The call and response chant, “Tell me what democracy looks like,” “This is what democracy looks like!” rang true as activists rallied against the American Legislative Exchange Council (ALEC) during its annual meeting in San Diego this week.
ALEC is a far-right organization that connects corporate executives to policy makers in order to craft and enact state-by-state legislation that raises corporate profits while stomping on the rights and economic prospects of working families. For instance, ALEC is behind Arizona’s anti-immigrant SB 1070 law and the “Stand Your Ground” law in Florida that helped George Zimmerman to walk free.
At the protest, more than a thousand participants from faith communities, labor unions, environmental groups, immigration groups, and more proclaimed that ALEC corrupts democracy by allowing corporations to – literally – buy a seat at the table with state legislators. Common Cause President Miles Rapoport described the ALEC meeting as “a festival of closed-door deal-making by politicians, corporate executives and lobbyists. They gather to do the public’s business in private, fashioning legislation that undercuts the public interest.”

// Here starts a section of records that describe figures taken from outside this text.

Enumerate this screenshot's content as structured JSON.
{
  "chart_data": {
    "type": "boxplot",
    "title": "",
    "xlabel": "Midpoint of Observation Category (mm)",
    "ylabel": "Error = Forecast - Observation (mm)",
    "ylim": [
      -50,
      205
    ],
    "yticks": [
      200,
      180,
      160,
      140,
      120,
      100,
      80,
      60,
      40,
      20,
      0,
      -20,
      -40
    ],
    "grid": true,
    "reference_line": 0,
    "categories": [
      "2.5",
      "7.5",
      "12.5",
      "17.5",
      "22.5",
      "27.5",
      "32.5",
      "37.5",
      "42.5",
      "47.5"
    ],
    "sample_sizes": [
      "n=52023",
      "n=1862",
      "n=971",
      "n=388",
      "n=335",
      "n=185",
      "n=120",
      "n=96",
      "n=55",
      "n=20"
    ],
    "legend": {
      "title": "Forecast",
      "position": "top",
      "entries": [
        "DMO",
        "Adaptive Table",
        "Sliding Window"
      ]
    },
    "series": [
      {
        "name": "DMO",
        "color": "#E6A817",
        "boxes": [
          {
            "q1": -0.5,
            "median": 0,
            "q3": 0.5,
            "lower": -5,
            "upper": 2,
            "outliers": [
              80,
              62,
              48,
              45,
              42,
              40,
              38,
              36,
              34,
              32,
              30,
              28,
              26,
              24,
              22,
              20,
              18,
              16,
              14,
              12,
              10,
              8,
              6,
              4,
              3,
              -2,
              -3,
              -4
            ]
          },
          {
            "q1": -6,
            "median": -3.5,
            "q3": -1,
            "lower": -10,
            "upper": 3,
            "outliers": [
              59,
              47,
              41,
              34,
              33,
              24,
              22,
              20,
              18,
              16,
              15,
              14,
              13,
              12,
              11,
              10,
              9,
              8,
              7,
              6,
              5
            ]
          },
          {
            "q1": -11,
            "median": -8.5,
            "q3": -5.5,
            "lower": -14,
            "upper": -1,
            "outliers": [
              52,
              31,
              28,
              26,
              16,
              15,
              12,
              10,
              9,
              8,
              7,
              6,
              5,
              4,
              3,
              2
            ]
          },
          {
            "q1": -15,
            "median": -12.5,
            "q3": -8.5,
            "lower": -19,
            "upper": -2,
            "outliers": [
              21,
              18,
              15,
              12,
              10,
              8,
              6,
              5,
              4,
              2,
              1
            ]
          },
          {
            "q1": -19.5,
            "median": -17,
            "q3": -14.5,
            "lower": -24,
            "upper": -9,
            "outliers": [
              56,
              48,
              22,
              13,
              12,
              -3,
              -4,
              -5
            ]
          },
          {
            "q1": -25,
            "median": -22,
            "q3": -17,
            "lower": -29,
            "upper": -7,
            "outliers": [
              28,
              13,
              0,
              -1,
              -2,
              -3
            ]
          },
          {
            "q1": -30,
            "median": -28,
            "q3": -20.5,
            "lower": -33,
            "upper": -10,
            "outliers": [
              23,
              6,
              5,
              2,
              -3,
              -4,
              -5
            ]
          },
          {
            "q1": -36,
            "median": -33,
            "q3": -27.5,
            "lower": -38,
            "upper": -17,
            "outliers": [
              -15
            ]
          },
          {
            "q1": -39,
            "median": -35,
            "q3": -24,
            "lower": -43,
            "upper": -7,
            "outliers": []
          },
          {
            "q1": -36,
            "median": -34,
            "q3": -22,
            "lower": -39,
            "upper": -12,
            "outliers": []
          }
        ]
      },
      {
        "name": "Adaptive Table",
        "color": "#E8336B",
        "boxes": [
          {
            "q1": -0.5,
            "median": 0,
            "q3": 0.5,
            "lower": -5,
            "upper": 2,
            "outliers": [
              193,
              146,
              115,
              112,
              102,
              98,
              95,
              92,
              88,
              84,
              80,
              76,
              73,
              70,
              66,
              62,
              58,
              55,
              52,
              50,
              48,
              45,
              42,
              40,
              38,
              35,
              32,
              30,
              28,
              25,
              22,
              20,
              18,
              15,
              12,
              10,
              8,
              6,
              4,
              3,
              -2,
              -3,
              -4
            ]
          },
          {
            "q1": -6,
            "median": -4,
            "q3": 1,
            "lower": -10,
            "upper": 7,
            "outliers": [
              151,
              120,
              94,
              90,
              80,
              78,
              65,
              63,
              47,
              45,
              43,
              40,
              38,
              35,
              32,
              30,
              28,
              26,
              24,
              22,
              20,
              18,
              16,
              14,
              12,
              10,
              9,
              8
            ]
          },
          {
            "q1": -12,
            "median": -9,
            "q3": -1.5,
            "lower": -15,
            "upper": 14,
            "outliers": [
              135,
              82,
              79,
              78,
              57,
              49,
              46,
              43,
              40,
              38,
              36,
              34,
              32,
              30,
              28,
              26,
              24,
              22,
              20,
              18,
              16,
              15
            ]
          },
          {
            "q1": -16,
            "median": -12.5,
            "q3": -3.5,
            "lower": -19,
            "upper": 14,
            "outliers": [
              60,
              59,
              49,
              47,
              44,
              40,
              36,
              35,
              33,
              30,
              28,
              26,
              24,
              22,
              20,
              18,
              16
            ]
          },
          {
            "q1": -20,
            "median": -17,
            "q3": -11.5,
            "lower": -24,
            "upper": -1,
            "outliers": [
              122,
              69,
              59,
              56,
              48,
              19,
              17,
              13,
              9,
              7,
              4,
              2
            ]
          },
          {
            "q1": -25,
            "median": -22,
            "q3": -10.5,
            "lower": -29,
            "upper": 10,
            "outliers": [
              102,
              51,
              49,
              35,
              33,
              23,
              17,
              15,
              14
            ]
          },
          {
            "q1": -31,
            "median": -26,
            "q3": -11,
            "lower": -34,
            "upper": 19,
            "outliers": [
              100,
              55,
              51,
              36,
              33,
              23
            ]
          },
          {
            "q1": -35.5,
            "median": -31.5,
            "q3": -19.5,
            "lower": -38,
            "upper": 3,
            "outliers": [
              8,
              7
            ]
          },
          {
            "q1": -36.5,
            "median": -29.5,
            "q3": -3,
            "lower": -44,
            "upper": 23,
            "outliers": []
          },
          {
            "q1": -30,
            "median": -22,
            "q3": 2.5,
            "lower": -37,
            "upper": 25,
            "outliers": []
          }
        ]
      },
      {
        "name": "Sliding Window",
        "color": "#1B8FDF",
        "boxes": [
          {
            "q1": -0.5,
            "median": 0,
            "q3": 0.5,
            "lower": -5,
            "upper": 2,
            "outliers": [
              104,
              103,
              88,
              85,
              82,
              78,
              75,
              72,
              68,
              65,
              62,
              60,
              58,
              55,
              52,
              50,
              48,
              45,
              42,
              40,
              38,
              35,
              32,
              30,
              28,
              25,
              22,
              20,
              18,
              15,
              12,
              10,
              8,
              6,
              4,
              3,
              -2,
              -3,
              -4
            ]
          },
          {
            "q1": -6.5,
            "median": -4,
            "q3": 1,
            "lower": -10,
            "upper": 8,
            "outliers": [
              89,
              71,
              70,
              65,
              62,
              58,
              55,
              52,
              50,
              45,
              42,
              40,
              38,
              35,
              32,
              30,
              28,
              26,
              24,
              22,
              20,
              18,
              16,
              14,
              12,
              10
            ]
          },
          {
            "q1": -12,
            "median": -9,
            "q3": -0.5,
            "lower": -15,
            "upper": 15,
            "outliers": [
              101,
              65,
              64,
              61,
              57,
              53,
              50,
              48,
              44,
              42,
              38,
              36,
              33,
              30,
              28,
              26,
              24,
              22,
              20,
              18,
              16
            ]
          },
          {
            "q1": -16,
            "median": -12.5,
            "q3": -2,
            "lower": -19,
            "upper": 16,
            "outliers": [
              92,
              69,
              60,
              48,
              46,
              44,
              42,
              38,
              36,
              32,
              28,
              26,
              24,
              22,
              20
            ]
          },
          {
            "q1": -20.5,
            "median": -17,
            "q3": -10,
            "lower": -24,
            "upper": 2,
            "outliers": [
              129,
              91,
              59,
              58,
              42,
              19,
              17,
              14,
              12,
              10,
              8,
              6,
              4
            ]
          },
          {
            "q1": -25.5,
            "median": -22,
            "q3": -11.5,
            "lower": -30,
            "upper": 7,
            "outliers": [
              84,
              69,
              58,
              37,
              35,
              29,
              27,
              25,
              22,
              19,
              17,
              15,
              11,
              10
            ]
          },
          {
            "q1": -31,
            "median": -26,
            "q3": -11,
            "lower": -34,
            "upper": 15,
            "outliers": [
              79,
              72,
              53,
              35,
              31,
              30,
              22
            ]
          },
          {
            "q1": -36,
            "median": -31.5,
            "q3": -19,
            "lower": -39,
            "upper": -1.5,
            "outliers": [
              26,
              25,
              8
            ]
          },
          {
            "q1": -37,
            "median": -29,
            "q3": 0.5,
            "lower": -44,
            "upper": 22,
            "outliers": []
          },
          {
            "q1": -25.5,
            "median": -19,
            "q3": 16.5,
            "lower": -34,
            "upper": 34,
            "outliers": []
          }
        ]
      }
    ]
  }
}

Civil rights leader and People For the American Way board member Dolores Huerta revved up the crowd, telling activists, “The only way we can stop [ALEC] is to go back to our communities, we’ve got to organize. People do not know how perilous this organization is. Let’s say ‘abajo (that means down) con ALEC!’”
After Huerta’s speech, activists – including a Young Elected Official (YEO) with the YEO Network, a project of People For the American Way Foundation – sought out Huerta to introduce themselves and share the work they're doing in their communities.
Activists then walked to the hotel where the ALEC meetings are being held to continue the protest. Huerta and others highlighted the message that Republican presidential candidate Scott Walker – who spoke this morning at the conference – and ALEC are unified in their support for corporations at the expense of working families.
In addition to participating in the rally, PFAW released Spanish- and English-language digital ads criticizing Walker for his alliance with ALEC. The Huffington Post also published an opinion piece yesterday by Huerta that details the anti-immigrant, anti-worker efforts of ALEC and how Walker has a long history of partnering with ALEC.